Uno de mis recuerdos más tempranos: debo tener tres o cuatro años, acabamos de mudarnos al vecindario, algunas casas todavía están vacías. Es de mañana, presumiblemente un sábado, pues no estoy en el jardín de niños, sino en el pedazo de tierra frente a la casa de Lorena, junto con otros vecinos —hay en cada vivienda un terreno de tamaño idéntico, para que cada familia tenga un jardín pequeño—: hemos construido toda clase de carreteras en miniatura en la tierra yerma, en donde también hay formaciones de caliche, de vetas rosáceas, amarillas y blancas. Jugamos con carritos de metal. Un viejo empuja por la calle una carretilla hecha con tablones sin pulimentar, muelles de automóvil oxidados y neumáticos que crujen en el asfalto, muy parecida a las que usan los vendedores de raspados. Pero en lugar del gran pedazo de hielo bajo un trapo sucio y las botellas de jarabe con diferentes colores hay un bulto cubierto con una sábana percudida y estampada de flores; en medio una mancha ocre que huele a hierro oxidado que me recuerda el sabor de la sangre cuando me he llegado a cortar un dedo. El viejo exuda polvo y sudor, se detiene frente a nosotros, quemado por el sol y con los ojos tan claros que parecen de ciego. Saca un pañuelo rojo del bolsillo trasero de sus pantalones de mezclilla y se enjuga la frente y el cuello.

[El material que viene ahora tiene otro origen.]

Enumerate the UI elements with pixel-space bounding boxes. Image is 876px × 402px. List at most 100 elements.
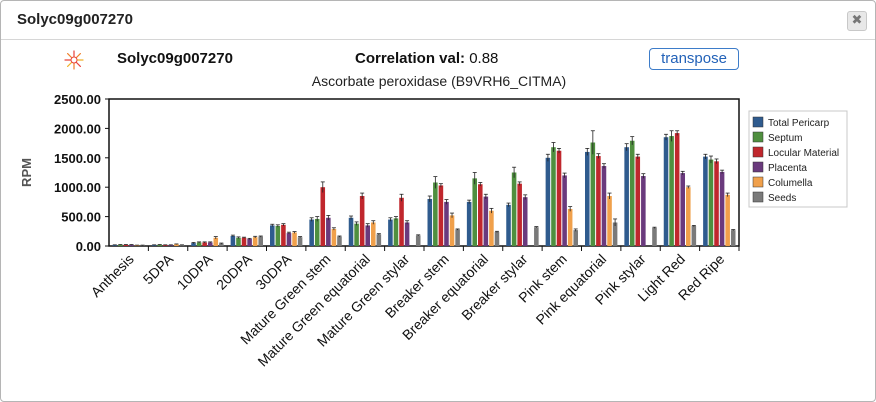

—¿Qué es eso? —pregunta Lorena, y señala el bulto sobre la carretilla.

—Es un chavalo, ¿quieren verlo?

Levanta el extremo de la sábana y vemos una larga cabellera de muchacho, casi rubia, cubierta de tierra y briznas de hierba seca. Tiene los ojos cerrados, las cejas pobladas y una frente morena, tostada. Una frente muy hermosa, pienso, puedo ver sus vellos dorados sobre el granulado de la piel.

—¿Qué le pasa? —dice Lorena.

—Está dormido.

—¿A dónde lo lleva?

—Lejos, porque se porta muy mal. ¿Ustedes se portan bien?

Asentimos. El hombre se aleja con su carga por la calle alargada, de casas idénticas entre sí, hasta doblar en una esquina y perderse en la niebla luminosa de la infancia; aún puedo escuchar el rechinido de los muelles, y el arrullo de los neumáticos sobre la grava de esa mañana espléndida y silenciosa. Cuando le conté ese recuerdo a mi madre, años después, me dijo de manera tajante que debió tratarse de un sueño, incapaz de soportar la idea de que su hijo hubiera estado a escasos metros de un asesino.